DriveGPT4-V2: Harnessing Large Language Model Capabilities for Enhanced Closed-Loop Autonomous Driving

Zhenhua Xu, Yan Bai, Yujia Zhang, Zhuoling Li, Fei Xia, Kwan-Yee K. Wong, Jianqiang Wang, Hengshuang Zhao

Published: 03 Jun 2025, Last Modified: 16 May 2025OpenReview Archive Direct UploadEveryoneWM2024 Conference

Abstract: Multimodal large language models (MLLMs) possess the ability to comprehend visual images or videos, and show impressive reasoning ability thanks to the vast amounts of pretrained knowledge, making them highly suitable for autonomous driving applications. Unlike the previous work, DriveGPT4-V1, which focused on open-loop tasks, this study explores the capabilities of LLMs in enhancing closed-loop autonomous driving. DriveGPT4-V2 processes camera images and vehicle states as input to generate low-level control signals for end-to-end vehicle operation. A high-resolution visual tokenizer (HR-VT) is employed enabling DriveGPT4-V2 to perceive the environment with an extensive range while maintaining critical details. The model architecture has been refined to improve decision prediction and inference speed.
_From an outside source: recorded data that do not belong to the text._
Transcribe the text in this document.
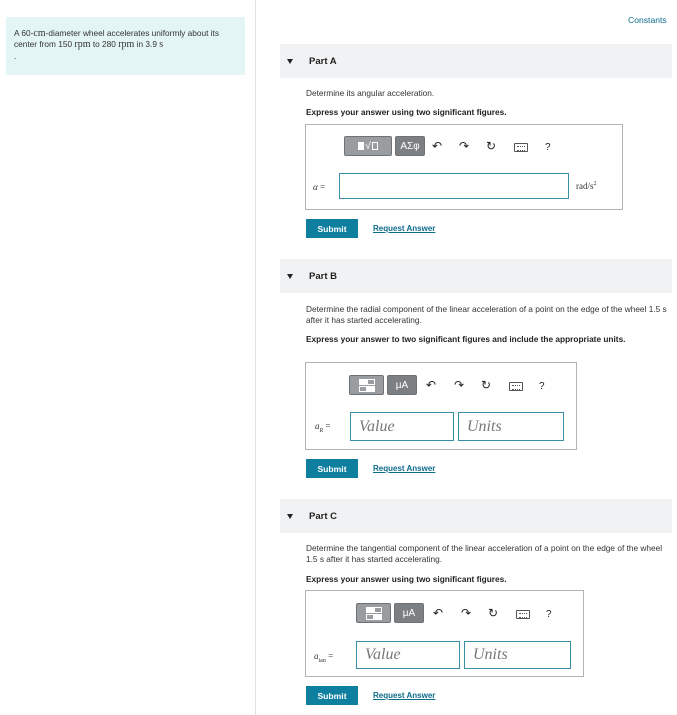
A 60-cm-diameter wheel accelerates uniformly about its center from 150 rpm to 280 rpm in 3.9 s
.
Constants
Part A
Determine its angular acceleration.
Express your answer using two significant figures.
√	ΑΣφ ↶ ↷ ↻	?
α =	rad/$s^2$
Submit	Request Answer
Part B
Determine the radial component of the linear acceleration of a point on the edge of the wheel 1.5 s after it has started accelerating.
Express your answer to two significant figures and include the appropriate units.
μA ↶ ↷ ↻	?
$a_R$ =	Value	Units
Submit	Request Answer
Part C
Determine the tangential component of the linear acceleration of a point on the edge of the wheel 1.5 s after it has started accelerating.
Express your answer using two significant figures.
μA ↶ ↷ ↻	?
$a_{tan}$ =	Value	Units
Submit	Request Answer
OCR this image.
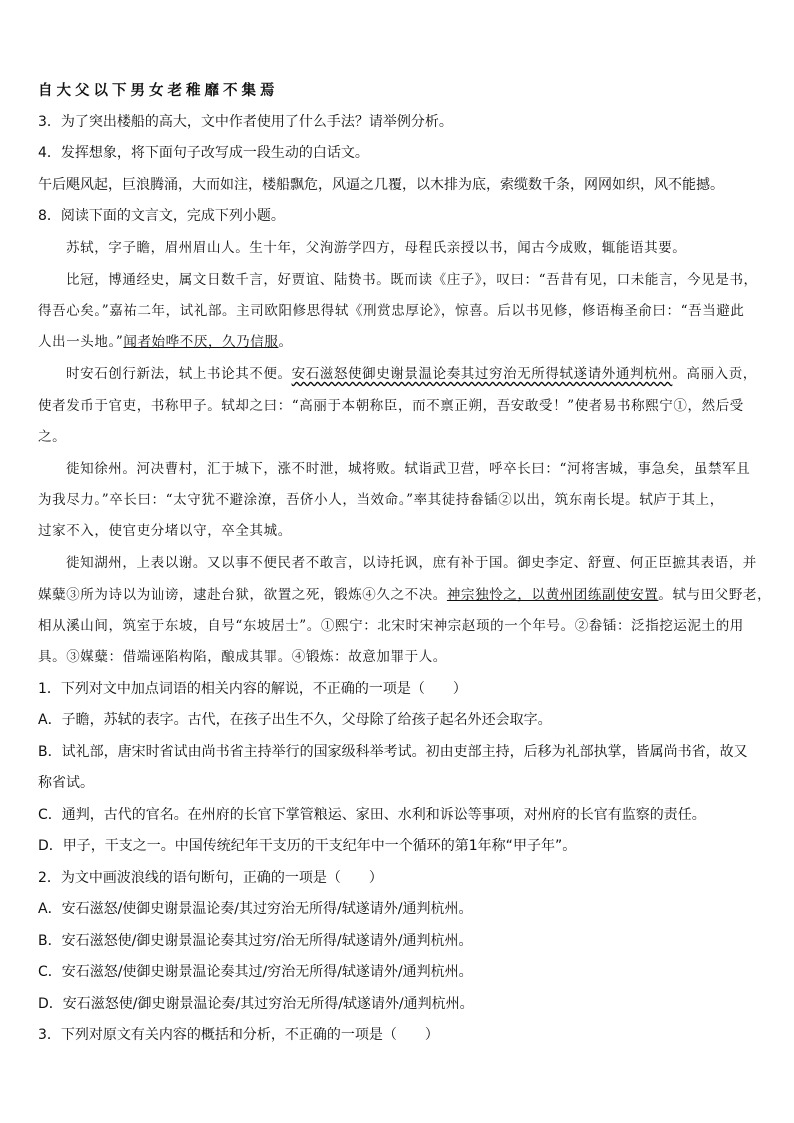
自大父以下男女老稚靡不集焉
3．为了突出楼船的高大，文中作者使用了什么手法？请举例分析。
4．发挥想象，将下面句子改写成一段生动的白话文。
午后飓风起，巨浪腾涌，大而如注，楼船飘危，风逼之几覆，以木排为底，索缆数千条，网网如织，风不能撼。
8．阅读下面的文言文，完成下列小题。
苏轼，字子瞻，眉州眉山人。生十年，父洵游学四方，母程氏亲授以书，闻古今成败，辄能语其要。
比冠，博通经史，属文日数千言，好贾谊、陆贽书。既而读《庄子》，叹曰：“吾昔有见，口未能言，今见是书，
得吾心矣。”嘉祐二年，试礼部。主司欧阳修思得轼《刑赏忠厚论》，惊喜。后以书见修，修语梅圣俞曰：“吾当避此
人出一头地。”闻者始哗不厌，久乃信服。
时安石创行新法，轼上书论其不便。安石滋怒使御史谢景温论奏其过穷治无所得轼遂请外通判杭州。高丽入贡，
使者发币于官吏，书称甲子。轼却之曰：“高丽于本朝称臣，而不禀正朔，吾安敢受！”使者易书称熙宁①，然后受
之。
徙知徐州。河决曹村，汇于城下，涨不时泄，城将败。轼诣武卫营，呼卒长曰：“河将害城，事急矣，虽禁军且
为我尽力。”卒长曰：“太守犹不避涂潦，吾侪小人，当效命。”率其徒持畚锸②以出，筑东南长堤。轼庐于其上，
过家不入，使官吏分堵以守，卒全其城。
徙知湖州，上表以谢。又以事不便民者不敢言，以诗托讽，庶有补于国。御史李定、舒亶、何正臣摭其表语，并
媒糵③所为诗以为讪谤，逮赴台狱，欲置之死，锻炼④久之不决。神宗独怜之，以黄州团练副使安置。轼与田父野老，
相从溪山间，筑室于东坡，自号“东坡居士”。①熙宁：北宋时宋神宗赵顼的一个年号。②畚锸：泛指挖运泥土的用
具。③媒糵：借端诬陷构陷，酿成其罪。④锻炼：故意加罪于人。
1．下列对文中加点词语的相关内容的解说，不正确的一项是（　　）
A．子瞻，苏轼的表字。古代，在孩子出生不久，父母除了给孩子起名外还会取字。
B．试礼部，唐宋时省试由尚书省主持举行的国家级科举考试。初由吏部主持，后移为礼部执掌，皆属尚书省，故又
称省试。
C．通判，古代的官名。在州府的长官下掌管粮运、家田、水利和诉讼等事项，对州府的长官有监察的责任。
D．甲子，干支之一。中国传统纪年干支历的干支纪年中一个循环的第1年称“甲子年”。
2．为文中画波浪线的语句断句，正确的一项是（　　）
A．安石滋怒/使御史谢景温论奏/其过穷治无所得/轼遂请外/通判杭州。
B．安石滋怒使/御史谢景温论奏其过穷/治无所得/轼遂请外/通判杭州。
C．安石滋怒/使御史谢景温论奏其过/穷治无所得/轼遂请外/通判杭州。
D．安石滋怒使/御史谢景温论奏/其过穷治无所得/轼遂请外/通判杭州。
3．下列对原文有关内容的概括和分析，不正确的一项是（　　）
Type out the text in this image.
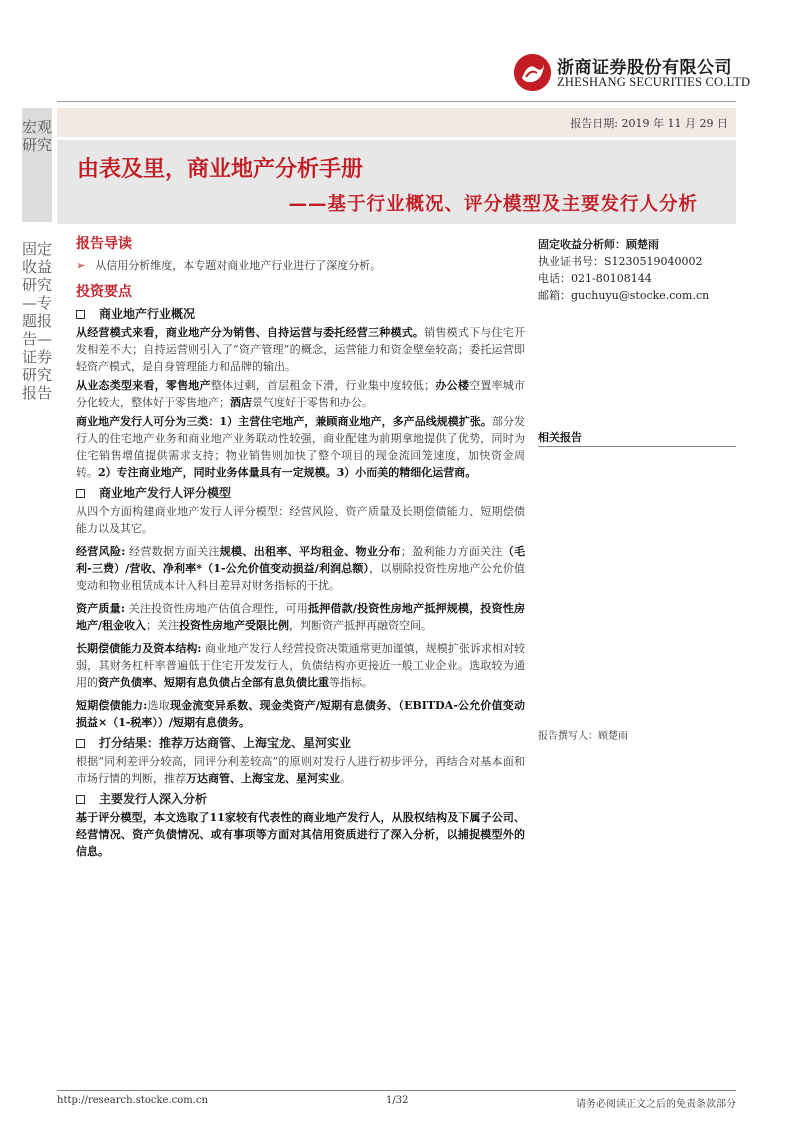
浙商证券股份有限公司
ZHESHANG SECURITIES CO.LTD
报告日期: 2019 年 11 月 29 日
宏观研究
固定收益研究—专题报告—证券研究报告
由表及里，商业地产分析手册
——基于行业概况、评分模型及主要发行人分析
报告导读
➢ 从信用分析维度，本专题对商业地产行业进行了深度分析。
投资要点
商业地产行业概况
从经营模式来看，商业地产分为销售、自持运营与委托经营三种模式。销售模式下与住宅开发相差不大；自持运营则引入了“资产管理”的概念，运营能力和资金壁垒较高；委托运营即轻资产模式，是自身管理能力和品牌的输出。
从业态类型来看，零售地产整体过剩，首层租金下滑，行业集中度较低；办公楼空置率城市分化较大，整体好于零售地产；酒店景气度好于零售和办公。
商业地产发行人可分为三类：1）主营住宅地产，兼顾商业地产，多产品线规模扩张。部分发行人的住宅地产业务和商业地产业务联动性较强，商业配建为前期拿地提供了优势，同时为住宅销售增值提供需求支持；物业销售则加快了整个项目的现金流回笼速度，加快资金周转。2）专注商业地产，同时业务体量具有一定规模。3）小而美的精细化运营商。
商业地产发行人评分模型
从四个方面构建商业地产发行人评分模型：经营风险、资产质量及长期偿债能力、短期偿债能力以及其它。
经营风险: 经营数据方面关注规模、出租率、平均租金、物业分布；盈利能力方面关注（毛利-三费）/营收、净利率*（1-公允价值变动损益/利润总额），以剔除投资性房地产公允价值变动和物业租赁成本计入科目差异对财务指标的干扰。
资产质量: 关注投资性房地产估值合理性，可用抵押借款/投资性房地产抵押规模，投资性房地产/租金收入；关注投资性房地产受限比例，判断资产抵押再融资空间。
长期偿债能力及资本结构: 商业地产发行人经营投资决策通常更加谨慎，规模扩张诉求相对较弱，其财务杠杆率普遍低于住宅开发发行人，负债结构亦更接近一般工业企业。选取较为通用的资产负债率、短期有息负债占全部有息负债比重等指标。
短期偿债能力:选取现金流变异系数、现金类资产/短期有息债务、（EBITDA-公允价值变动损益×（1-税率））/短期有息债务。
打分结果：推荐万达商管、上海宝龙、星河实业
根据“同利差评分较高，同评分利差较高”的原则对发行人进行初步评分，再结合对基本面和市场行情的判断，推荐万达商管、上海宝龙、星河实业。
主要发行人深入分析
基于评分模型，本文选取了11家较有代表性的商业地产发行人，从股权结构及下属子公司、经营情况、资产负债情况、或有事项等方面对其信用资质进行了深入分析，以捕捉模型外的信息。
固定收益分析师：顾楚雨
执业证书号：S1230519040002
电话：021-80108144
邮箱：guchuyu@stocke.com.cn
相关报告
报告撰写人：顾楚雨
http://research.stocke.com.cn	1/32	请务必阅读正文之后的免责条款部分
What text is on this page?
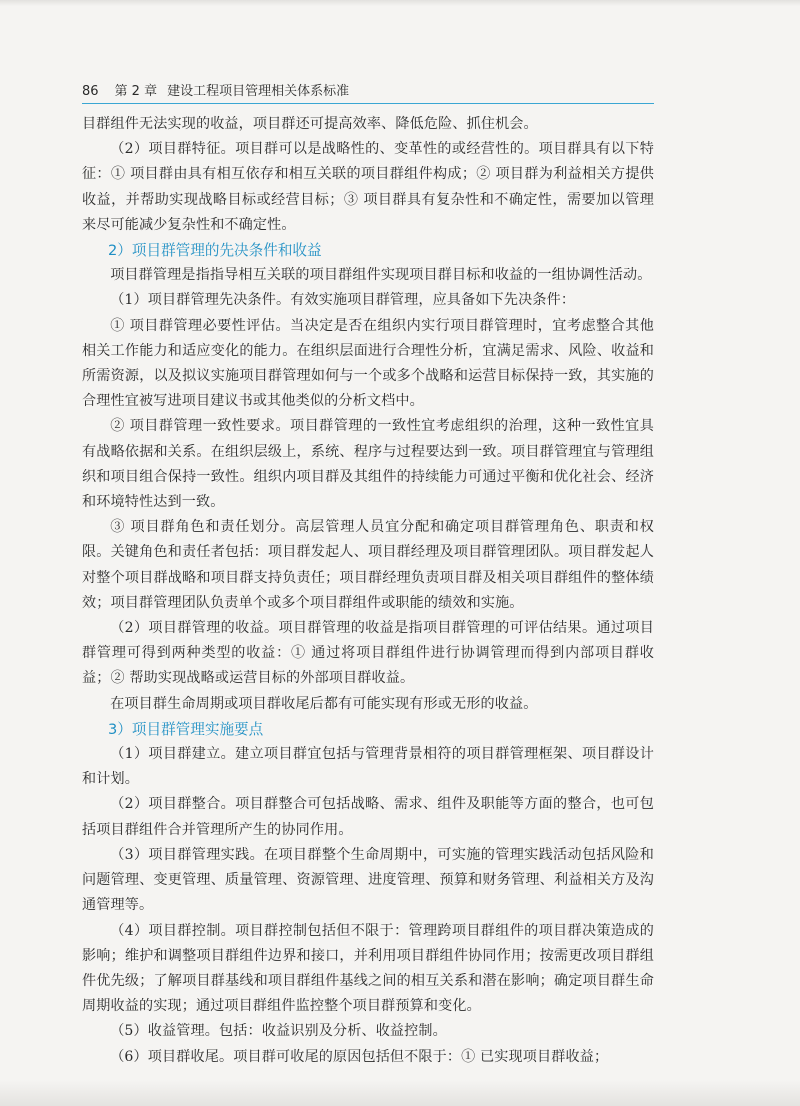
86 第 2 章 建设工程项目管理相关体系标准

目群组件无法实现的收益，项目群还可提高效率、降低危险、抓住机会。

（2）项目群特征。项目群可以是战略性的、变革性的或经营性的。项目群具有以下特征：① 项目群由具有相互依存和相互关联的项目群组件构成；② 项目群为利益相关方提供收益，并帮助实现战略目标或经营目标；③ 项目群具有复杂性和不确定性，需要加以管理来尽可能减少复杂性和不确定性。

2）项目群管理的先决条件和收益

项目群管理是指指导相互关联的项目群组件实现项目群目标和收益的一组协调性活动。

（1）项目群管理先决条件。有效实施项目群管理，应具备如下先决条件：

① 项目群管理必要性评估。当决定是否在组织内实行项目群管理时，宜考虑整合其他相关工作能力和适应变化的能力。在组织层面进行合理性分析，宜满足需求、风险、收益和所需资源，以及拟议实施项目群管理如何与一个或多个战略和运营目标保持一致，其实施的合理性宜被写进项目建议书或其他类似的分析文档中。

② 项目群管理一致性要求。项目群管理的一致性宜考虑组织的治理，这种一致性宜具有战略依据和关系。在组织层级上，系统、程序与过程要达到一致。项目群管理宜与管理组织和项目组合保持一致性。组织内项目群及其组件的持续能力可通过平衡和优化社会、经济和环境特性达到一致。

③ 项目群角色和责任划分。高层管理人员宜分配和确定项目群管理角色、职责和权限。关键角色和责任者包括：项目群发起人、项目群经理及项目群管理团队。项目群发起人对整个项目群战略和项目群支持负责任；项目群经理负责项目群及相关项目群组件的整体绩效；项目群管理团队负责单个或多个项目群组件或职能的绩效和实施。

（2）项目群管理的收益。项目群管理的收益是指项目群管理的可评估结果。通过项目群管理可得到两种类型的收益：① 通过将项目群组件进行协调管理而得到内部项目群收益；② 帮助实现战略或运营目标的外部项目群收益。

在项目群生命周期或项目群收尾后都有可能实现有形或无形的收益。

3）项目群管理实施要点

（1）项目群建立。建立项目群宜包括与管理背景相符的项目群管理框架、项目群设计和计划。

（2）项目群整合。项目群整合可包括战略、需求、组件及职能等方面的整合，也可包括项目群组件合并管理所产生的协同作用。

（3）项目群管理实践。在项目群整个生命周期中，可实施的管理实践活动包括风险和问题管理、变更管理、质量管理、资源管理、进度管理、预算和财务管理、利益相关方及沟通管理等。

（4）项目群控制。项目群控制包括但不限于：管理跨项目群组件的项目群决策造成的影响；维护和调整项目群组件边界和接口，并利用项目群组件协同作用；按需更改项目群组件优先级；了解项目群基线和项目群组件基线之间的相互关系和潜在影响；确定项目群生命周期收益的实现；通过项目群组件监控整个项目群预算和变化。

（5）收益管理。包括：收益识别及分析、收益控制。

（6）项目群收尾。项目群可收尾的原因包括但不限于：① 已实现项目群收益；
To further enhance the performance, an additional expert LLM is trained for online imitation learning. The expert LLM, sharing a similar structure with DriveGPT4-V2, can access privileged information about surrounding objects for more robust and reliable predictions. Experimental results show that DriveGPT4-V2 significantly outperforms all baselines on the challenging CARLA Longest6 benchmark. The code and data of DriveGPT4-V2 will be publicly available.